Falling Off the Face of the Earth
In 1993, while traveling in France, I split up with my friends to take a jaunt on my own. Someone had told me about a lovely island off the coast of France called Ile de Ré, and it sounded nice. After two trains and a bus ride over the bridge and onto the island, the remoteness of the place started to remind me of Nantucket 20 years ago, when no one really went there except those families who'd been going for 100 years. Ile de Ré had one inn—20 rooms—and it was full. Where was I going to stay? No one spoke English.
Eventually, I met a nice woman who told me she knew someone with extra rooms. She showed me where this person lived and called her to say a young man was coming. When I got there, an old woman came to the door in her bra and a big skirt. Not at all friendly. The first thing she said was the price of the room. The second was "No women." The house was old, musty, and a bit freaky.

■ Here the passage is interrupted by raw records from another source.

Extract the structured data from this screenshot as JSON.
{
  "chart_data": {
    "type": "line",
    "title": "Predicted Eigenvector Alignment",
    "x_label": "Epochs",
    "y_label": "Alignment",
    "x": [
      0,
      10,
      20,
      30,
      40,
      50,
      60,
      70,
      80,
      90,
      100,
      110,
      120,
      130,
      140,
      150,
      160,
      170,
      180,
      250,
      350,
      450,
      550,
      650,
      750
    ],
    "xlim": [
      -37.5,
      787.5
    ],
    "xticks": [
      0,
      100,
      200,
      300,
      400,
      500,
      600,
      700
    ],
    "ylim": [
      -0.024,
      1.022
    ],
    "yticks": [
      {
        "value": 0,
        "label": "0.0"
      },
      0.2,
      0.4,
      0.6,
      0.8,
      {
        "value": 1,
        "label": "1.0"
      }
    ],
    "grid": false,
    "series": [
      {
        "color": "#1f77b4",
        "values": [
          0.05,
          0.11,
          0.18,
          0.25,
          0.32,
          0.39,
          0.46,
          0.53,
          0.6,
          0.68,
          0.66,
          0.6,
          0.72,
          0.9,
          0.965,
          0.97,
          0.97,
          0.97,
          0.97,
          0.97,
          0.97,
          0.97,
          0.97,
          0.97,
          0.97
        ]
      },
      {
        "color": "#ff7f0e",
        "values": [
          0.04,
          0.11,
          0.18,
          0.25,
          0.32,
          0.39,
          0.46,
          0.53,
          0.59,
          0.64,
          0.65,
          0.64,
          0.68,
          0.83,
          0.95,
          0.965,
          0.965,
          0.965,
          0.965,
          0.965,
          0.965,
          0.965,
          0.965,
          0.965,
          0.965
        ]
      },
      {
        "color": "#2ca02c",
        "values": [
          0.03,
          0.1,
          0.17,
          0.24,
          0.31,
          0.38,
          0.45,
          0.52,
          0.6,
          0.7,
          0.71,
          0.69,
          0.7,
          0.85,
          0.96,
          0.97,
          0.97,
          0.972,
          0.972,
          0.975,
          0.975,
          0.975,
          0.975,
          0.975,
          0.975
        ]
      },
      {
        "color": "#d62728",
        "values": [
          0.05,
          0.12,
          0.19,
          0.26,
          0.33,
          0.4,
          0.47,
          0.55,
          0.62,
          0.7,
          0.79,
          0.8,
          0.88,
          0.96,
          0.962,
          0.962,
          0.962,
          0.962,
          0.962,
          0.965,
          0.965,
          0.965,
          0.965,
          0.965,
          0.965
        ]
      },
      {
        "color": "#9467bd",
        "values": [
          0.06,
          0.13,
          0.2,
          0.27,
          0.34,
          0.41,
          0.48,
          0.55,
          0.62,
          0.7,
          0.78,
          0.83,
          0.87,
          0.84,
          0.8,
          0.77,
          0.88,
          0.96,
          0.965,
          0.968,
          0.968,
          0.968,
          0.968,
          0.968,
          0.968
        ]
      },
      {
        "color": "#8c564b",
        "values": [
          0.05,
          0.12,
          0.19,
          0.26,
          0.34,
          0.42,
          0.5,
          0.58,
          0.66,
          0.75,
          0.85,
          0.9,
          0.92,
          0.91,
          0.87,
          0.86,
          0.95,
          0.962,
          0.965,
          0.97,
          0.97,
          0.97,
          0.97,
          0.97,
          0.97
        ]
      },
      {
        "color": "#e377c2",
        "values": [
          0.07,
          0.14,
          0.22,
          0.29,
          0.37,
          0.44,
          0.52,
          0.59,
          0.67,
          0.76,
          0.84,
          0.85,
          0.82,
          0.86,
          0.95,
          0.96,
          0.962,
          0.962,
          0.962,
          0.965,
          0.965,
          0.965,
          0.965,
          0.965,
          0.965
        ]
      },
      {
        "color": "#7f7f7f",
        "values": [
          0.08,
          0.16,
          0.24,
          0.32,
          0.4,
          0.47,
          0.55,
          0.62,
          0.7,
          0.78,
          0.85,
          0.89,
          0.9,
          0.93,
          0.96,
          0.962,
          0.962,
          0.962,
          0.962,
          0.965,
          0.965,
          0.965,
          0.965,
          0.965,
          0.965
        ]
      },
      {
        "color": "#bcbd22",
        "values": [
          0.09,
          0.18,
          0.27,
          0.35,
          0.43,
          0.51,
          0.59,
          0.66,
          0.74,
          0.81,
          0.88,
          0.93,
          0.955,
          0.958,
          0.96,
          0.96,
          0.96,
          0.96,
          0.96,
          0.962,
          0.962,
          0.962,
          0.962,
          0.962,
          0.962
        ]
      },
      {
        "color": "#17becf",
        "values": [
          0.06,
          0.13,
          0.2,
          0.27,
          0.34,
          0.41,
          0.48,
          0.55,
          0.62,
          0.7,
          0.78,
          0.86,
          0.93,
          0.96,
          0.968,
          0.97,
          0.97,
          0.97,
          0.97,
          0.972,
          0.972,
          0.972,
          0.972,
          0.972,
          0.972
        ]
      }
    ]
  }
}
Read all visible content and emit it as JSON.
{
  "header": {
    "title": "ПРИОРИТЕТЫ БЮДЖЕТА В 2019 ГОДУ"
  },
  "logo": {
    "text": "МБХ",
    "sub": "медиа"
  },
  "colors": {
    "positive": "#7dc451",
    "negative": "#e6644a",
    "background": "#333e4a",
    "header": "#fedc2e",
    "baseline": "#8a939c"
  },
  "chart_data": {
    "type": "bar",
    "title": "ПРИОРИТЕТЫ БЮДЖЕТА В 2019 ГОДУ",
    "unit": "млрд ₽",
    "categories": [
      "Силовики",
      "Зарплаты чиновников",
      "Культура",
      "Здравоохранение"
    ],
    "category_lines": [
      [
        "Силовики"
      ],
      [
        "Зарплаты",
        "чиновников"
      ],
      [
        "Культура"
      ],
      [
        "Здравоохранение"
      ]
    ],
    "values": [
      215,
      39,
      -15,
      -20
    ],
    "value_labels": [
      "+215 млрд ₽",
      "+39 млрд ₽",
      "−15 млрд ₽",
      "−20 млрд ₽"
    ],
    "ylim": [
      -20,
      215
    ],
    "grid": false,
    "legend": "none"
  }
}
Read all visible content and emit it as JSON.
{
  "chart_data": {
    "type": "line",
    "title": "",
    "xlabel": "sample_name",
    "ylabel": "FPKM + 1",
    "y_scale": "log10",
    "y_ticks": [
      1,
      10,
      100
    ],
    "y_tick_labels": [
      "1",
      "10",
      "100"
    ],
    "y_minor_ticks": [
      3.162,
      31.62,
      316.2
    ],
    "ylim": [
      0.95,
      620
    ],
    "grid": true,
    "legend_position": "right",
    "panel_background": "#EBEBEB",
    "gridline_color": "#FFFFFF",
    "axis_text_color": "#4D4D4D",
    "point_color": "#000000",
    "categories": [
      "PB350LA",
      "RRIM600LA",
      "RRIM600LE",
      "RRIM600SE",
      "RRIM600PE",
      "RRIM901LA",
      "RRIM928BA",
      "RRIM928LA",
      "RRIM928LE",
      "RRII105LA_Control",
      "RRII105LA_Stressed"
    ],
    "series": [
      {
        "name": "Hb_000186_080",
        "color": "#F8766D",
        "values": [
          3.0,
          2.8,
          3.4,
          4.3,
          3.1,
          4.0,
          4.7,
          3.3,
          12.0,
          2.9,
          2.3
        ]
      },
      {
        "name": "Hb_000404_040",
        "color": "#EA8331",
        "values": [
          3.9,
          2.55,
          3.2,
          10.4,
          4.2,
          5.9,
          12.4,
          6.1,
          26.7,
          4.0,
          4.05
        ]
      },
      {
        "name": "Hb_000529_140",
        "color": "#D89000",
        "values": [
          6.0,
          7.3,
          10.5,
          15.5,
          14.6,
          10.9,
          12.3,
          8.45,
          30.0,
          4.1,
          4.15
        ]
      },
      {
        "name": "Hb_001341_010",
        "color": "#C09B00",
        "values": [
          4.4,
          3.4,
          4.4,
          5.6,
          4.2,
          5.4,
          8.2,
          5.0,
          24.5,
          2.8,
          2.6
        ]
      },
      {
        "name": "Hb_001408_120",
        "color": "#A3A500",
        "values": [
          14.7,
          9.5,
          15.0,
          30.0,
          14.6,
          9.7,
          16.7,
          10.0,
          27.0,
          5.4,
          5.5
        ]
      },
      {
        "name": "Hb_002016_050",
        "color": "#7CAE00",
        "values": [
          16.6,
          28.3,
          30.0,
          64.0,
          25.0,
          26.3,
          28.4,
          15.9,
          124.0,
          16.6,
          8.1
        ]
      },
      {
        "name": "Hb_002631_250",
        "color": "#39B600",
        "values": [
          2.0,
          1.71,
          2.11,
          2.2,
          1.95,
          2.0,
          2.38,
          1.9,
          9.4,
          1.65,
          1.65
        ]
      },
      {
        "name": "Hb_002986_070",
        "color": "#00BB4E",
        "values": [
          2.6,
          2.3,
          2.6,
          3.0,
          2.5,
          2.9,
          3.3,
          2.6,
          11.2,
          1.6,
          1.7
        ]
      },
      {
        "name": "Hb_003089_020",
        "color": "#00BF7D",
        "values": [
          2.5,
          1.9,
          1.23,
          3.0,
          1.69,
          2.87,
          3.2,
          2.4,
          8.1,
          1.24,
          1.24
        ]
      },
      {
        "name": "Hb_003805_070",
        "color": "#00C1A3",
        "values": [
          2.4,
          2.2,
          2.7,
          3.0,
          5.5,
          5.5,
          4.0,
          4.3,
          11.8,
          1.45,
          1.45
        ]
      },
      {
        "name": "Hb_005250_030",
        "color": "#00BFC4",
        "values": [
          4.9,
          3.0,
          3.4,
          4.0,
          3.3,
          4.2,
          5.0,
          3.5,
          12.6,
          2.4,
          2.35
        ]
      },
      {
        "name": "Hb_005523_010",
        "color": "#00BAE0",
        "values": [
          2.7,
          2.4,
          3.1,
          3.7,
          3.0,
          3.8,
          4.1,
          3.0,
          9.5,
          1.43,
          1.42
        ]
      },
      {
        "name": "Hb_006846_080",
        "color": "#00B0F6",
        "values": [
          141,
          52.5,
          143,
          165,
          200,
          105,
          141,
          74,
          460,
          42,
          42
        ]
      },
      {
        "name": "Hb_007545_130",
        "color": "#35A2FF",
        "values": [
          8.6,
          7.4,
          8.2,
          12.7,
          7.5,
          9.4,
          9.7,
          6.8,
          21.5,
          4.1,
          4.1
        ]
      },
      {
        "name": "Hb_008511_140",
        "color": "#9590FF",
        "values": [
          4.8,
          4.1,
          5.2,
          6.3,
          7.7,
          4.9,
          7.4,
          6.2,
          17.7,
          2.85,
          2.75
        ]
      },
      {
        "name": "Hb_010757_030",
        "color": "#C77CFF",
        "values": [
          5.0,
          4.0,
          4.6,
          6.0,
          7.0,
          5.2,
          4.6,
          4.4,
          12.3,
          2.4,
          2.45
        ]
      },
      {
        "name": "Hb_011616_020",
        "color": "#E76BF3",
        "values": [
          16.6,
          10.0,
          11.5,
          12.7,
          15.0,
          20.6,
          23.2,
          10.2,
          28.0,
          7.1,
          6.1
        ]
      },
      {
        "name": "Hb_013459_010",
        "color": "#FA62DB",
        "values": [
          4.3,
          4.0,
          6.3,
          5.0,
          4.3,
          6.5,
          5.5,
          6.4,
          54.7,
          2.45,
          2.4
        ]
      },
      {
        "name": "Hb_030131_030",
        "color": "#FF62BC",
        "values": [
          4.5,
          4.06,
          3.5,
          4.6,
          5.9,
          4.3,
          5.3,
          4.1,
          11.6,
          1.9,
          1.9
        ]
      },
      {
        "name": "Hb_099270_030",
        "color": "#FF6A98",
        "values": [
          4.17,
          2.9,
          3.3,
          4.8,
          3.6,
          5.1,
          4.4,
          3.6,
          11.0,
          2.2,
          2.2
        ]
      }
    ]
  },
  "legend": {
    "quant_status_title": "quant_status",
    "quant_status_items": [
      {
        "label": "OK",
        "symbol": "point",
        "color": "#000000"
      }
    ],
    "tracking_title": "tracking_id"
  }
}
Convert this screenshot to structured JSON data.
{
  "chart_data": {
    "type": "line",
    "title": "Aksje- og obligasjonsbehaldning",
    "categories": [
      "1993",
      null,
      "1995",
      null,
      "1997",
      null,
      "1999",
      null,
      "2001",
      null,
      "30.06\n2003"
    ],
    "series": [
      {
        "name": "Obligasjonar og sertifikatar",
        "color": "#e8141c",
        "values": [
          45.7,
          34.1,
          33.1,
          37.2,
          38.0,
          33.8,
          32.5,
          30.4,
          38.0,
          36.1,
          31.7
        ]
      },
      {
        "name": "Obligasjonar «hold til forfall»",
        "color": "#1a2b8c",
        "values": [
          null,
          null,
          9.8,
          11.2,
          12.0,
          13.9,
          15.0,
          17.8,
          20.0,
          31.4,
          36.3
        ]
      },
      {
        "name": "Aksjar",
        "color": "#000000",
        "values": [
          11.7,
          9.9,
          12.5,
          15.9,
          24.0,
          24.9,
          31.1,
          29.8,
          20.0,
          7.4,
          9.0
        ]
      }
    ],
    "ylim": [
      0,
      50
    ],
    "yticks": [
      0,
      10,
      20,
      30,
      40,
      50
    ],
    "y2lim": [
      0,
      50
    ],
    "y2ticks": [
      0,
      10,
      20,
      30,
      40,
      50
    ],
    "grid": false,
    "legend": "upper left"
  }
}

So I'm in my room. It feels more like a cell, very small, with a very small window. Who is this woman? Is there anyone else in the house? No one on earth knows where I am. I'm totally alone. I try to tell myself what an adventure this is. It's not working. I could die here. I decide that I want to live and I want to sleep, so I write a note, in broken French and in English: "If something happens to me here, please call, in the United States, 001-212-737-xxxx." As I drift off to sleep, I peer at the note to be sure it hasn't blown off the table. I wake up, and I'm alive. The note is right where I left it. I dress. I walk downstairs. The old woman is in her bra—does she even own a shirt? I say merci and hightail it to the bus. I still have that note.